Editorial: Joe Paterno
He'll say when
Few people in sports are entitled to decide how and when they will leave the scene, but Joe Paterno is one of them.
Penn State's football coach had a hip replacement last month and will turn 82 on Sunday, so naturally he just signed a three-year contract extension. Living legends can do that.
(Let's assume this announcement effectively rules out a bid for U.S. Senate, which he'd probably win.)
Paterno also gets to keep his job because he's still successful. The Nittany Lions are 11-1 this year, they're ranked eighth in the nation, and they'll play Southern Cal in the Rose Bowl on New Year's Day.
With his black shoes, white socks and aquarium-sized eyeglasses, JoePa is one of the most recognizable figures in college football today. Next year will mark, incredibly, his 60th year as a Penn State coach (including 16 seasons as an assistant). Not many people can say they've worked at the same company since the Truman administration, especially people who labor in the pressurized, what-have-you-done-lately world of college coaching.

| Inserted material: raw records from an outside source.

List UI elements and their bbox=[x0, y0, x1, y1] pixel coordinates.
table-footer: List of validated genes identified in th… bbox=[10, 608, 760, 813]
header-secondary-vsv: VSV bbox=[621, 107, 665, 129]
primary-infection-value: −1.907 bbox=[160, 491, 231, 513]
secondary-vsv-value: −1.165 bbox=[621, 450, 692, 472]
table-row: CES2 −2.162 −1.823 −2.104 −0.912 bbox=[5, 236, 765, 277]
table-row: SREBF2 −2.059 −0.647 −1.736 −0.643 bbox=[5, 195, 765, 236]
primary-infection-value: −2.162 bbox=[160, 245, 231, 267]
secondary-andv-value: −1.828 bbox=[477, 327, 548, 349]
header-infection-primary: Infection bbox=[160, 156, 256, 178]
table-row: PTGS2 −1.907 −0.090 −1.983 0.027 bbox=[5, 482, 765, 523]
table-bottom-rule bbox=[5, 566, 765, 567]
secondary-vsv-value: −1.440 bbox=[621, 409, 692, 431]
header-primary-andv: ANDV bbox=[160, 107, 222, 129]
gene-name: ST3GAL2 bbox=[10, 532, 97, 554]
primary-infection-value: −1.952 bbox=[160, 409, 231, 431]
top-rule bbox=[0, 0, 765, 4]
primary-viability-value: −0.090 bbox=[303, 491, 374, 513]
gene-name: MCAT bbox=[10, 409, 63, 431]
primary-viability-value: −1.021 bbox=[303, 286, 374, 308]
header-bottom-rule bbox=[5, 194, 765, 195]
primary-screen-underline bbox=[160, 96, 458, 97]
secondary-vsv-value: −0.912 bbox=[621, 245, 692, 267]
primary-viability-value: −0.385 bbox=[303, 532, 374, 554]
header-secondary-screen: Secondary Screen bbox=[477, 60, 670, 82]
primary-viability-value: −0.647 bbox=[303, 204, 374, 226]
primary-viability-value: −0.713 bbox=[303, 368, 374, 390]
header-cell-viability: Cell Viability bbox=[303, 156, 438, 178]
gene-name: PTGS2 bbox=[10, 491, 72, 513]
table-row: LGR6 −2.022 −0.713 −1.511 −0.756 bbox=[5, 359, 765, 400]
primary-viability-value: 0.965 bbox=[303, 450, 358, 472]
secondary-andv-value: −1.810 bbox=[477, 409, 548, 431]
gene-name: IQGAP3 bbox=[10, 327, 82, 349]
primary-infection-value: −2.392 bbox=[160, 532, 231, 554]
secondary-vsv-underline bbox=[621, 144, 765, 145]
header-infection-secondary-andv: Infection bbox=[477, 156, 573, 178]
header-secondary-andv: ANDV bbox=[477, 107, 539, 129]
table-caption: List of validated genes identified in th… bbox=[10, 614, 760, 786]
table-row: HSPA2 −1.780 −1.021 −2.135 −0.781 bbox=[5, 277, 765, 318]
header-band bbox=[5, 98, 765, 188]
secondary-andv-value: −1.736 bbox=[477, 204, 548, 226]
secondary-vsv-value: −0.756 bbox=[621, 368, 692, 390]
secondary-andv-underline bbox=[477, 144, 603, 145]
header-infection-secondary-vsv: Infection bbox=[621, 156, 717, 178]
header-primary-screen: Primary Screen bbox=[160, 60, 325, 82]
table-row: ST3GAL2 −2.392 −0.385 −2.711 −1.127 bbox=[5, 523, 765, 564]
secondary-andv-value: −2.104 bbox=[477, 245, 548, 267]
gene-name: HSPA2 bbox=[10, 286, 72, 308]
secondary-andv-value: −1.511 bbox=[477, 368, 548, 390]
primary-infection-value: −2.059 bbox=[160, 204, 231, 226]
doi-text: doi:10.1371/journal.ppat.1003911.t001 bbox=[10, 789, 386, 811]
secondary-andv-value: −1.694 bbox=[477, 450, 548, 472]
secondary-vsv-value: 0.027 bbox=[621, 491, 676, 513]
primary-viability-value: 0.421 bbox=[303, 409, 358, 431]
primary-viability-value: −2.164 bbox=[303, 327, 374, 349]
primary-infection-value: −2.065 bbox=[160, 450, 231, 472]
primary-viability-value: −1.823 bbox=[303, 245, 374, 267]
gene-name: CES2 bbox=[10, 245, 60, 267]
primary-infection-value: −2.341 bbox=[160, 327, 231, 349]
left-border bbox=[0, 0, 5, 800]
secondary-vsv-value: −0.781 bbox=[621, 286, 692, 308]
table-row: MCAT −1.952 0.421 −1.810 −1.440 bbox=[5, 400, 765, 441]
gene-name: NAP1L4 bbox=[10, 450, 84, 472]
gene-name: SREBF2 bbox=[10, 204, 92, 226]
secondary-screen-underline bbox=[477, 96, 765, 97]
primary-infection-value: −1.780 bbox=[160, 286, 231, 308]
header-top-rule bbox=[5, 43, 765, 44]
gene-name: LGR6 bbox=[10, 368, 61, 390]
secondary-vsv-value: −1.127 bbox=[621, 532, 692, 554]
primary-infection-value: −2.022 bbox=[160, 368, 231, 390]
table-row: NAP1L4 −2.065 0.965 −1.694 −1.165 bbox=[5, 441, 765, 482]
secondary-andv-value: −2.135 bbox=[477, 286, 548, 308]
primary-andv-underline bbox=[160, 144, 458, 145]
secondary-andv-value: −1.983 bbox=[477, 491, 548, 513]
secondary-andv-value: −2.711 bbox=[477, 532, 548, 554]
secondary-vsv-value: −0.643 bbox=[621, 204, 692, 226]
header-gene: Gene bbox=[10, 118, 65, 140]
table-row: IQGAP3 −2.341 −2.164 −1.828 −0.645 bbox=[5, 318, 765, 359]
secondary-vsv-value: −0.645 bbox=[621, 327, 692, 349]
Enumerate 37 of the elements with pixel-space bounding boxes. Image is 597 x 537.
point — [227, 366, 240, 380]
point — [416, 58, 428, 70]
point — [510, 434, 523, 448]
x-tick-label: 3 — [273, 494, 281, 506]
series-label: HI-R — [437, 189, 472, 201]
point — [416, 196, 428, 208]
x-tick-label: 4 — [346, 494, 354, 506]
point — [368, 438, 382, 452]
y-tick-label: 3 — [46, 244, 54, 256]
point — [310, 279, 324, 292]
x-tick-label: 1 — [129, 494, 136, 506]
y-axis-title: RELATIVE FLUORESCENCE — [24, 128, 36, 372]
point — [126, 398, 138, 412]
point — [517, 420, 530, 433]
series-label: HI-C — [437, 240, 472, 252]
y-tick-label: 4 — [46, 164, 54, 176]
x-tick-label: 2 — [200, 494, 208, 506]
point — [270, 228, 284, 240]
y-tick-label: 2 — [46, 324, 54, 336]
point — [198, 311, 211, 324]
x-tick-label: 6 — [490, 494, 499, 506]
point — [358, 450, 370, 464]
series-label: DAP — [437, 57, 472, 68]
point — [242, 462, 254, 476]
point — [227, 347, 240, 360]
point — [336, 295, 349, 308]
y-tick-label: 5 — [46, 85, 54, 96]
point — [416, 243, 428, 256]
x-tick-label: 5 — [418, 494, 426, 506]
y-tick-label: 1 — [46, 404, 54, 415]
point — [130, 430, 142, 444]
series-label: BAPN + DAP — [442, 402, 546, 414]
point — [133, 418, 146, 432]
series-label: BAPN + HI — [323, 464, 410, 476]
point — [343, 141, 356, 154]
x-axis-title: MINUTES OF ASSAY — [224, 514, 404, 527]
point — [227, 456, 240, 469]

Some of his players have marred Paterno's program through on- and off-campus incidents in recent years. But the long balance sheet of Paterno's career is still weighted heavily toward positive results as a molder of young men.
His agreement with Penn State to coach until he's 85 or so confirms what most people already knew: Joe Paterno is the embodiment of Penn State football. And he's not going anywhere until he's good and ready. Given his virtually unrivaled achievements, that's how it should be.